I am guess I am sort of superstitious. I had to admit it, but I am. I get nervous on Friday the 13th (yes, we had two of them back to back this year). I throw salt over my shoulder when I spill it. I wish on shooting stars. And I also tend to notice how things come in threes. This week was a sad week for the "three" rule. First my friend's grandmother was found in a diabetic coma on her kitchen floor. That was Tuesday, she is still in a coma and her outlook is not too good. Next, a friend of Neil's family died. A younger woman, completely unexpected. And then finally yesterday my neighbor's cute little 5 month year old chihuahua got hit by a car. So devastating!!

It is a rainy Friday. Hopefully the rain will wash away all the tragedy from the week. It has been a rough week in general, aside from all the death around me. I am having a small flare up, which is expected. However, this was a bad week for my head to hurt, my brain to quit processing and my eyes not to work- especially considering how much school work I had to catch up on. But I was a trooper and I did everything I needed to do. So maybe I can finally have a weekend of rest and relaxation that I so desperately need. I have two birthdays this weekend. Yes, Aries have hit with a vengeance. Luckily, I don't feel stressed out about the birthdays this month. I guess after the insanity of being Jessica's maid of honor, everything else seems calm.

So now in the month of April I guess I am looking for a job; waiting for my application to the college of Education to be accepting, so that I can register for summer classes; working on my documentary; painting the guest room; and working on my garden before it gets too hot to go outside. Neil and I are trying to figure out what to do for our birthday in July (we have the same birthday). So far we have talked about going to New Orleans, Chicago, a road trip through North Carolina or a trip to San Fran with a three night mini trip to Yosemite. So many options which all sound good. Neither of us have been to North Carolina or Yosemite. I hate wasting a trip on somewhere I have been. Plus, everywhere is so friggin hot in the summer. GRRRR! Hopefully we will figure it out soon. I was thinking that we could just put all of the options in a hat and pick one. I am a big supporter of picking ideas out of a hat and going for it. Sort of some preplanned spontaneity. <----oxymoron?

Next week is an exciting week.

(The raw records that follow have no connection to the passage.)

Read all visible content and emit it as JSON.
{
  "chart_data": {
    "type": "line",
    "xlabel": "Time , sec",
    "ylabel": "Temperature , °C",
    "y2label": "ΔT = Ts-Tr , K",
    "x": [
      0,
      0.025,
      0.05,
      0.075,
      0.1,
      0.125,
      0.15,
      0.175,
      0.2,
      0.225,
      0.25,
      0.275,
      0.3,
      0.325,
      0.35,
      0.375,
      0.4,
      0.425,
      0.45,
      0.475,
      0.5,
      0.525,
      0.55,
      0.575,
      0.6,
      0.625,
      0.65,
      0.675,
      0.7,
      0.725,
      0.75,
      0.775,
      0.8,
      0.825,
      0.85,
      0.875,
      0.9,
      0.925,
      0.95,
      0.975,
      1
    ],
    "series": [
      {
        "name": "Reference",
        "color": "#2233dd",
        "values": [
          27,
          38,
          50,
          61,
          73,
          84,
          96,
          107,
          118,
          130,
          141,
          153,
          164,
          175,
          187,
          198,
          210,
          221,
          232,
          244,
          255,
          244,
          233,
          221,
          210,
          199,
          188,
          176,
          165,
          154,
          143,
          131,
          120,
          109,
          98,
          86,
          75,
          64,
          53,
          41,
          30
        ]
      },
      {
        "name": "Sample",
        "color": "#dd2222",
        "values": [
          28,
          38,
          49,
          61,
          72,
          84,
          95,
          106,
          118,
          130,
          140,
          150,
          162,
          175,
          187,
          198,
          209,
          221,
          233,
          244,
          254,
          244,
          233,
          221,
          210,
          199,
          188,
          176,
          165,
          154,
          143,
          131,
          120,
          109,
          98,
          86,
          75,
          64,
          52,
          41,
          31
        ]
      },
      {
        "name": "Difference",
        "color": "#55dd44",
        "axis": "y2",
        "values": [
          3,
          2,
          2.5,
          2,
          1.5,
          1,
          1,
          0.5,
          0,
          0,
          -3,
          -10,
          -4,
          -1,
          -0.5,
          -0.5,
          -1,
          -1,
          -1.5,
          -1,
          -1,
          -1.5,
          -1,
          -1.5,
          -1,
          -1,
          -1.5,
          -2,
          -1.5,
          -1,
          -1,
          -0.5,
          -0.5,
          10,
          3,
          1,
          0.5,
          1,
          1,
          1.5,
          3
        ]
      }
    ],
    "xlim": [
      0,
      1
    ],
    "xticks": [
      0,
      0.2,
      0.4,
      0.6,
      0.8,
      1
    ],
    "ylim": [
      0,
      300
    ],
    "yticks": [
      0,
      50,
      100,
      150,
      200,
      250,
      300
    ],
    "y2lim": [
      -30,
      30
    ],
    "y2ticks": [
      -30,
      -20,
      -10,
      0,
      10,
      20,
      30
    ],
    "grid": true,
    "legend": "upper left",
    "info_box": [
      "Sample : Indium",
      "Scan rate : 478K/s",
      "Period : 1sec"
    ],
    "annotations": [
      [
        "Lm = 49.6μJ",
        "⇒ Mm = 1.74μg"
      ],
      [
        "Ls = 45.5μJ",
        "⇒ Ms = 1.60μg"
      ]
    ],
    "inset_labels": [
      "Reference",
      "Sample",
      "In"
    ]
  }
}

Monday Neil and I are going to see Amy Goodman talk at a WMNF benefit. I love Amy Goodman. She is inspires me more than I can express. Then Wednesday Jenn and I are going to Busch Gardens. Sun, fun, animals and roller coasters. Thursday Jenn and I are going to the beach. It is our spring break treat. She definitely needs one and I didn't get one since I was getting chemo on my spring break. One of the best memories I have with Jenn was at the beach during, a work week. Just before Zack died, he talked us into playing hooky and going to the beach for a day. Jenn came along. It was a beautiful day. And I remember Jenn and I floating in the ocean, talking about important life matters, yet feeling so carefree. That was over seven years ago, when we were still young and naive. In less than a month, Zack was dead. But I will always remember him lying on the sand. His beautiful face glowing in the sun with a smile that only a day at the beach could bring.

The rain has passed. It is time for the day to unfold.